|
|
T Pradeep
pradeep@samuha.org
SAMUHA, Bangalore, India
|
|
|
Agricultural dry lands constitute the single largest livelihoods resource base in the semi-arid regions. The semi-arids are defined as areas with adequate rain and soil moisture for 75-180 plant LGP (Length of Growing Period) days. The semi-arids form the single largest landmass in India. States, which contain significant areas of this include, amongst others, Rajasthan, Gujarat, Madhya Pradesh, Maharashtra, Karnataka, Andhra Pradesh and Tamil Nadu. The semi-arid region literally provides the collective Indian stomach: >65 % crop production in the country is rainfall dependent.
Stress to food security
- Decreasing biomass and bio-diversity
- Increasing rain delay/failure
- Decreasing soil fertility and crop productivity
- Usurious local interest rates of 36%-72%, and
- Low access to cheap institutional credit, compounded by a high incidence of
defaulters.
But more critically, we are in the process of losing the very ground on which our lives are built on:
- About 187 million hectares (ha) of land in India is already degraded.

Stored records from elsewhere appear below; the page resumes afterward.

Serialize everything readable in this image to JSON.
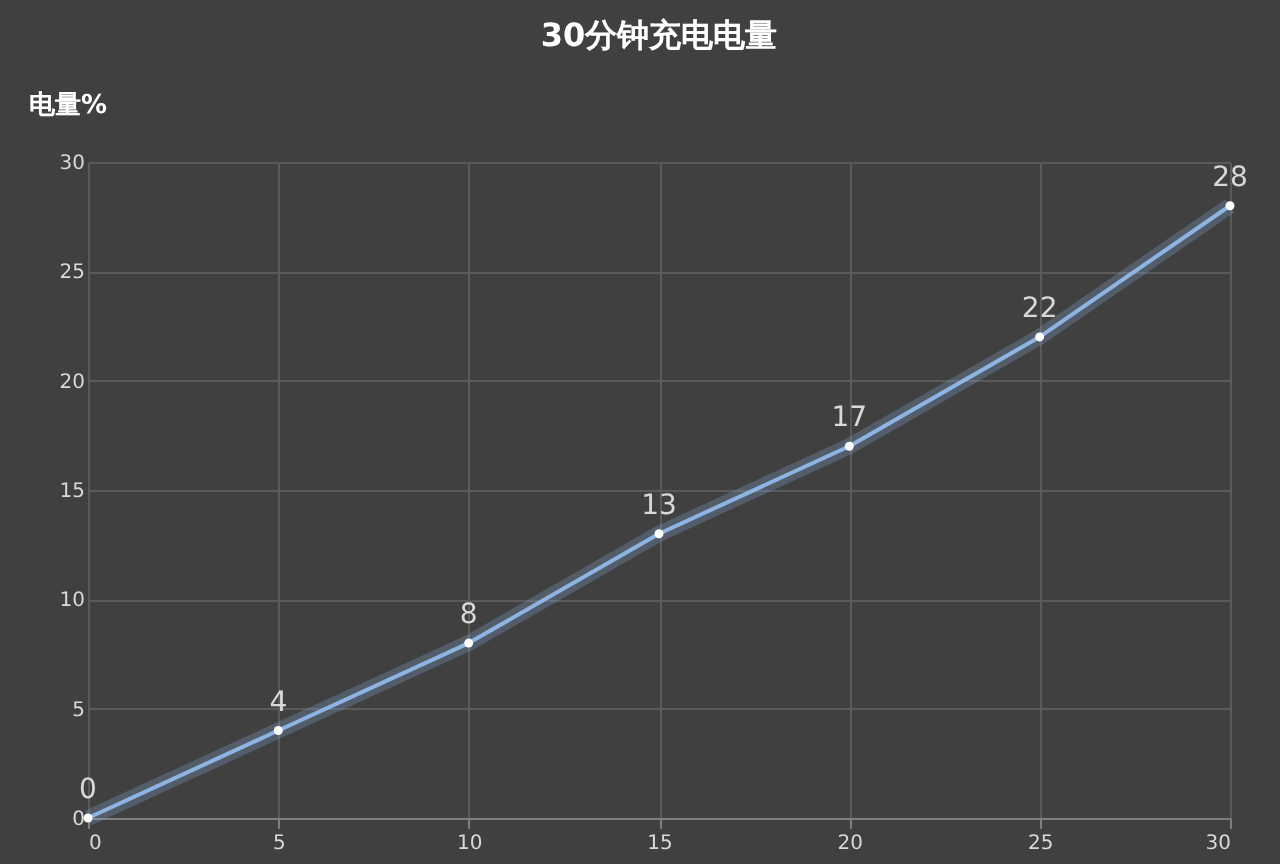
{
  "chart_data": {
    "type": "line",
    "title": "30分钟充电电量",
    "ylabel": "电量%",
    "x": [
      0,
      5,
      10,
      15,
      20,
      25,
      30
    ],
    "series": [
      {
        "color": "#8db4e2",
        "values": [
          0,
          4,
          8,
          13,
          17,
          22,
          28
        ]
      }
    ],
    "xlim": [
      0,
      30
    ],
    "xticks": [
      0,
      5,
      10,
      15,
      20,
      25,
      30
    ],
    "ylim": [
      0,
      30
    ],
    "yticks": [
      0,
      5,
      10,
      15,
      20,
      25,
      30
    ],
    "grid": true,
    "marker": "circle",
    "line_style": "solid",
    "data_labels": true
  }
}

- Each hectare loses slightly more than 1 mm of its top soil every year. This translates into a horrendous average national soil loss of 16.3 tonnes/ha/year!
- Soil erosion is estimated to cause an yield decline of 0.14 tonnes/ha/per mm of soil loss. (Resource Management in Rainfed Drylands - MYRADA and IIRR, 1997 Vision 2020, Div. Of NRM, ICAR)
Some ICT dream tools in agriculture
The following applications are based on remote sensing, GIS and on wireless telemetry for rainfall data. While remote sensing has existed for many years, it is only recently that satellite images with resolutions as high as 70cm (which allows any object that is 70 cm long to be seen with the naked eye) are now available. Cost implications of this technology have restricted the use of this technology primarily to macro planning. But it is in its micro use, that this technology comes into its own. While each of the following applications is also a stand-alone, it is in the convergence of remote sensing, telemetry and GIS that the real solutions for Indian agriculture will be found.
Rainwater harvesting: Technical guidelines for the construction of Farm Ponds ask for a catchment of 7 ha for a pond of 9mx9mx9m in areas with around 500mm of rain. A simple planning tool can be created with the use of 5.8m satellite images from the National Remote Sensing Agency. Updated drainage lines can be interpreted from this, and a watershed ridge line delineated. A minimal GIS tool can be created to generate 7 ha squares. And you have a dream tool (Fig-1) that can be used by farmers, line department officials and bankers to examine where farm ponds can be sited, and for drawing up departmental annual action plans. And this can be adapted with ease for different rainfall areas. Modelling tools also exist to translate the existing 20m contour height levels from the Survey of India topographical maps into 1m contour height levels.
The GIS tool can be modified to also include farm bunds to facilitate soil conservation plans, while both the bunds and the drainage lines can provide planning and monitoring data for vegetative treatments.